Natural history and clinical biomarkers of progression in X-linked retinitis pigmentosa: a systematic review.

Acta Ophthalmol 2021 Aug 30;99(5):499-510. Epub 2020 Nov 30.

Save Sight Institute, Discipline of Ophthalmology, Faculty of Medicine and Health, The University of Sydney, Sydney, NSW, Australia.

X-linked retinitis pigmentosa (XLRP) accounts for a significant proportion of certifiable blindness in working-age adults. The objectives of this study were to: (1) synthesize the best available evidence regarding the natural history of disease progression and (2) identify the best current clinical biomarkers for monitoring disease progression, which will be important in planned gene therapy trials for this condition.

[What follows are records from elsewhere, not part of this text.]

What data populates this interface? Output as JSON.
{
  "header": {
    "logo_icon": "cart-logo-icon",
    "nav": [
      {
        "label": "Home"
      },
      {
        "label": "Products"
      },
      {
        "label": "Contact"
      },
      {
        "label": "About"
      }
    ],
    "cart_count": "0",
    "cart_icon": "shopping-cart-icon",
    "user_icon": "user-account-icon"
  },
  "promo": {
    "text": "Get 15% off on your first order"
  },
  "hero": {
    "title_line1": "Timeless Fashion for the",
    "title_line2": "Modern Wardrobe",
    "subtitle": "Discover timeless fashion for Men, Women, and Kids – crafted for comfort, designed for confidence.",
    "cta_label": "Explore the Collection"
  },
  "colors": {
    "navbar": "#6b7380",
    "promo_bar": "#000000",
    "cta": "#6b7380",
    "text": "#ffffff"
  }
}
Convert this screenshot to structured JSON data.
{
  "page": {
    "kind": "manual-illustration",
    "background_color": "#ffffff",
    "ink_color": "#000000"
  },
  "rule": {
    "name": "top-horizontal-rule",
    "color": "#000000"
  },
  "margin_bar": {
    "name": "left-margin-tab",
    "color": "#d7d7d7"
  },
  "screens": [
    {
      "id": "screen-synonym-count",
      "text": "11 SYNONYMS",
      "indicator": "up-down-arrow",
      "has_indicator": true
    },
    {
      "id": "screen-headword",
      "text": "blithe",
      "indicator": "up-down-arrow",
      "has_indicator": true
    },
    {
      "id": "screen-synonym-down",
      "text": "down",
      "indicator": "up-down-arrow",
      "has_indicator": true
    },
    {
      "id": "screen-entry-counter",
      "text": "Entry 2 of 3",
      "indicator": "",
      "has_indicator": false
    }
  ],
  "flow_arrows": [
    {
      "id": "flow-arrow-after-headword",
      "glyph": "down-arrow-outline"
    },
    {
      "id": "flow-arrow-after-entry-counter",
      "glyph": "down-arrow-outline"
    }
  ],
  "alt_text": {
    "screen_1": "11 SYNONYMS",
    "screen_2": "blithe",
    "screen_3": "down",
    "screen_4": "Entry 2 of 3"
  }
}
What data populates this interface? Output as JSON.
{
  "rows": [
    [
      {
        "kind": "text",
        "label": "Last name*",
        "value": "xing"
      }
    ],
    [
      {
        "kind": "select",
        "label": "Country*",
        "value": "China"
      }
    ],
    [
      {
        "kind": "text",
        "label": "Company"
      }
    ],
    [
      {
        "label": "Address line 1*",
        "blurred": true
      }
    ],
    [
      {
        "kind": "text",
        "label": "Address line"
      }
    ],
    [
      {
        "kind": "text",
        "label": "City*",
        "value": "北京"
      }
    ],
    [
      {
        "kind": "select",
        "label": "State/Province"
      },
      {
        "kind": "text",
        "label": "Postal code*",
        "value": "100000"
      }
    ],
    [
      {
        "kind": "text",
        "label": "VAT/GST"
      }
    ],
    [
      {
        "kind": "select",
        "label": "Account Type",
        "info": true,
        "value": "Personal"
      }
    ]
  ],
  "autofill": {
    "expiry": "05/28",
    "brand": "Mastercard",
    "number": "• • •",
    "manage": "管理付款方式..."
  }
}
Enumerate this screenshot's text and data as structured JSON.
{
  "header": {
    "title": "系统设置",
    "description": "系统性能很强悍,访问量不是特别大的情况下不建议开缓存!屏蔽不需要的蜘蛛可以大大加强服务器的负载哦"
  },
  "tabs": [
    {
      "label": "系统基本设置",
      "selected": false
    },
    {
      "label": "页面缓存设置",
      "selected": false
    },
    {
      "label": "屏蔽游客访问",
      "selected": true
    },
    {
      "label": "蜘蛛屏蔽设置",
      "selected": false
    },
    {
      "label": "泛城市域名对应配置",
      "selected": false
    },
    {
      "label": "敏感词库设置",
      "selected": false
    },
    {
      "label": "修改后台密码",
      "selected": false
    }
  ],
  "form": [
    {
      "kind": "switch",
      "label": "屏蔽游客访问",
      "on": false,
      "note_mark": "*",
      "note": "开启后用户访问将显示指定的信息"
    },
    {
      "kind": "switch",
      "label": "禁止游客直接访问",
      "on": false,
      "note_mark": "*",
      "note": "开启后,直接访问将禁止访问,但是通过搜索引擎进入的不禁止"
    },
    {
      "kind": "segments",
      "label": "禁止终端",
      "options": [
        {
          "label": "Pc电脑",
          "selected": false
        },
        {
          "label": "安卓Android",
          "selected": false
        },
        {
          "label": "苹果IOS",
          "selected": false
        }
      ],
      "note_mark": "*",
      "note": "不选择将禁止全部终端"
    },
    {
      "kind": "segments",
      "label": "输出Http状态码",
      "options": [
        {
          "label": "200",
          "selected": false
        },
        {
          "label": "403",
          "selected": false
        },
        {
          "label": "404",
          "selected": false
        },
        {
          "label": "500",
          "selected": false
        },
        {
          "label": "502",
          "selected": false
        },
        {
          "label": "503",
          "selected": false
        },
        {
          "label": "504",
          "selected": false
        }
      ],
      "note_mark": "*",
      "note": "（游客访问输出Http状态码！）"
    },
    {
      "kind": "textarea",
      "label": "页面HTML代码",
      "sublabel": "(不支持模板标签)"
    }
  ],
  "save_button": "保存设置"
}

Patient population: XLRP affected males. Main outcomes: A systematic review of the literature was undertaken with data sought on overall annual progression for clinical biomarkers using optical coherence tomography (OCT), fundus autofluorescence (FAF), visual acuity, electroretinography and visual fields. To assess which outcome was best for monitoring progression, data on reliability, interocular correlation and structure-function correlation were extracted. A total of 17 studies met the inclusion criteria. Studies estimated progression at between 4% to 19% per year with longitudinal data. Where an overall model was produced with cross-sectional data, the trend was usually best fit by a logarithmic function with an annual exponential decline rate between 4.7% and 8.0%. The evidence suggested the ellipsoid zone (EZ) width on OCT and outer ring area (ORA) on FAF as the most useful biomarkers having excellent interocular symmetry, reproducibility and functional correlation. Using different clinical biomarkers, XLRP progresses at a rate of 4 to 19% per year. Ellipsoid zone (EZ) width and ORA are the most robust biomarkers with the potential to be used in trials where one eye serves as a control for the other.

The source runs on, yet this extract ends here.